Codegen Is Not Productivity: Why LLM Line Counts Are the Wrong Metric

Writing code was never the bottleneck in software development. A new opinion piece on antifound.com makes that case bluntly, arguing that lines of code generated by LLMs is a meaningless productivity metric — and that coding agents may be actively degrading software quality by pushing teams into implementation before design problems are properly understood.

The argument draws on foundational software engineering literature. The SICP preface put it plainly: "programs must be written for people to read, and only incidentally for machines to execute." Decades of research confirm that LOC is a poor predictor of defects, effort, or elapsed time. None of that changed when the code started writing itself.

The piece identifies several concrete harms from over-indexing on generation volume. Agent harnesses push teams toward implementation before design is adequately understood — models are trained to produce concrete output, so that is what they produce. They favor freshly generated code over existing well-tested libraries, handing teams a maintenance bill for functionality that already existed. They also constrain planning to text and markdown, a poor substitute for the low-stakes iteration that whiteboards and sketches enable. The author explicitly dismisses "plan mode" as insufficient: even planning workflows in current agent harnesses bias toward generating artifacts quickly rather than enabling disposable ideation. The economic logic is stark. Code is a high-fidelity prototype — expensive to change. AI tools are systematically accelerating the transition from cheap design phases to expensive implementation phases while leaving upstream uncertainty completely intact.

Hacker News commentary broadly validated the thesis. One commenter [username pending editorial verification] reframed the dynamic in cost terms: codegen lowers the cost of writing code but leaves the cost of knowing what to write completely unchanged. Teams now arrive at a full implementation faster while still holding a vague spec — vagueness is not eliminated, it is deferred to a more expensive point in the process. This maps directly onto Barry Boehm's cost-of-change curve from the 1970s, which established that defect costs rise exponentially from requirements through production. A self-described pro-AI writer [username pending editorial verification] offered a candid account of firsthand disillusionment — unnecessary complexity, an inability to convey business objectives to models even at high capability tiers, and eventually finding it faster to write and fix code manually.
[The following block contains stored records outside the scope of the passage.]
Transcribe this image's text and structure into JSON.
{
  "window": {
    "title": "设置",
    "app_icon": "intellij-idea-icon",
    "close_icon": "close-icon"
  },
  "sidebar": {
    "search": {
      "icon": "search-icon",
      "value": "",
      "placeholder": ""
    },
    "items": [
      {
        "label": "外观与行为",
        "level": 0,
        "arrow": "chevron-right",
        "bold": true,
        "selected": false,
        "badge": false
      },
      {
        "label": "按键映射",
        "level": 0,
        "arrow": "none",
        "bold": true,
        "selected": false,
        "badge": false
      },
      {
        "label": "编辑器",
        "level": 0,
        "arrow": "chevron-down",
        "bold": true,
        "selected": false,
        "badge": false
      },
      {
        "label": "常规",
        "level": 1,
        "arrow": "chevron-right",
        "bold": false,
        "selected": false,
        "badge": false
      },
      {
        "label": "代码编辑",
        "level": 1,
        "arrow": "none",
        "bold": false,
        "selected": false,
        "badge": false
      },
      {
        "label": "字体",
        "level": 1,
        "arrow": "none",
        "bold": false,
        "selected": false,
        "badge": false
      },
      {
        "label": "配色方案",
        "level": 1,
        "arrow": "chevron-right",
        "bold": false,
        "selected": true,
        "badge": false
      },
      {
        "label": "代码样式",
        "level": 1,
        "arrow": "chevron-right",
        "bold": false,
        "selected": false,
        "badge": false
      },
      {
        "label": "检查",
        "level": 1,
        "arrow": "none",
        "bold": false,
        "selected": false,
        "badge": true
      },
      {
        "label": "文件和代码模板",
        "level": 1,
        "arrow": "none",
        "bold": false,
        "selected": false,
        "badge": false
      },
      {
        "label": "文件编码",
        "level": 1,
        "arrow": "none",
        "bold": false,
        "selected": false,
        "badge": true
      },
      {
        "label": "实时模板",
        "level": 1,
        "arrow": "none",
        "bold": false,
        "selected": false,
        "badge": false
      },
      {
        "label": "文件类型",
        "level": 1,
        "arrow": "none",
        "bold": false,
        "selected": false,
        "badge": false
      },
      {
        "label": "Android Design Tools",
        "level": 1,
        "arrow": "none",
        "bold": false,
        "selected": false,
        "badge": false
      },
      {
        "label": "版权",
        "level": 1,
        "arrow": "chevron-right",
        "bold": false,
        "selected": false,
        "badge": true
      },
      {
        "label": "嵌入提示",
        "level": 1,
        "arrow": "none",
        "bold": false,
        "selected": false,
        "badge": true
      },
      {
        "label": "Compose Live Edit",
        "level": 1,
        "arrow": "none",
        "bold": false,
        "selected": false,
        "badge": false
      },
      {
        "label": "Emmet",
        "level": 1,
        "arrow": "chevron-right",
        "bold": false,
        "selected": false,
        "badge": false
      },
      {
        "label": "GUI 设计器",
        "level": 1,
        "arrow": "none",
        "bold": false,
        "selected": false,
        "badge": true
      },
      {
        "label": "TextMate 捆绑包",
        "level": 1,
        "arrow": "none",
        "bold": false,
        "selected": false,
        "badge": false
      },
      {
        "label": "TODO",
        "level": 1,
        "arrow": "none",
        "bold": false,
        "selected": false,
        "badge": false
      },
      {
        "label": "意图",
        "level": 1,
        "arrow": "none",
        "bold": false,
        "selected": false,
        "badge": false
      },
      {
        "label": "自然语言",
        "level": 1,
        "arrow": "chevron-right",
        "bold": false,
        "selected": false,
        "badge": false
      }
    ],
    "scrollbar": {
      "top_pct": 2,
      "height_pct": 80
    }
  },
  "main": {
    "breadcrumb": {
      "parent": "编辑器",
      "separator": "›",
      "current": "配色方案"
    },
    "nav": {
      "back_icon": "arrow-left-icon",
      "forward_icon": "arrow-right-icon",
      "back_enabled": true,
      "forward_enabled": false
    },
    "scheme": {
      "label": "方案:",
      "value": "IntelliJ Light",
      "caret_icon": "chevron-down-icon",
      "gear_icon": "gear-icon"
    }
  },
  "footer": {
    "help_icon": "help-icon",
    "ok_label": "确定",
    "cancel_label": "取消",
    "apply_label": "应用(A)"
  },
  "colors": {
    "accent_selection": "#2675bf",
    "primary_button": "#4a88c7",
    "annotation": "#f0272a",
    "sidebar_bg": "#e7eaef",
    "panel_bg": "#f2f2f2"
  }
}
Dominant vendor ROI narratives have centered on throughput: lines generated, pull requests merged, developer hours saved on keystroke-level tasks. GitHub Copilot's widely cited 2022 internal study claimed 55% faster task completion on isolated coding exercises, a controlled benchmark that deliberately excluded specification, design review, and maintenance phases. Cursor, Codeium, and similar tools have followed the same playbook. Standard benchmarks including HumanEval, SWE-bench, and LiveCodeBench do not meaningfully test how agents handle vague or incomplete specifications — the exact failure mode this piece is most concerned about. Vendors maximize what is measurable at the implementation layer. The accumulated design debt and maintenance burden accrue to the customer after the sale.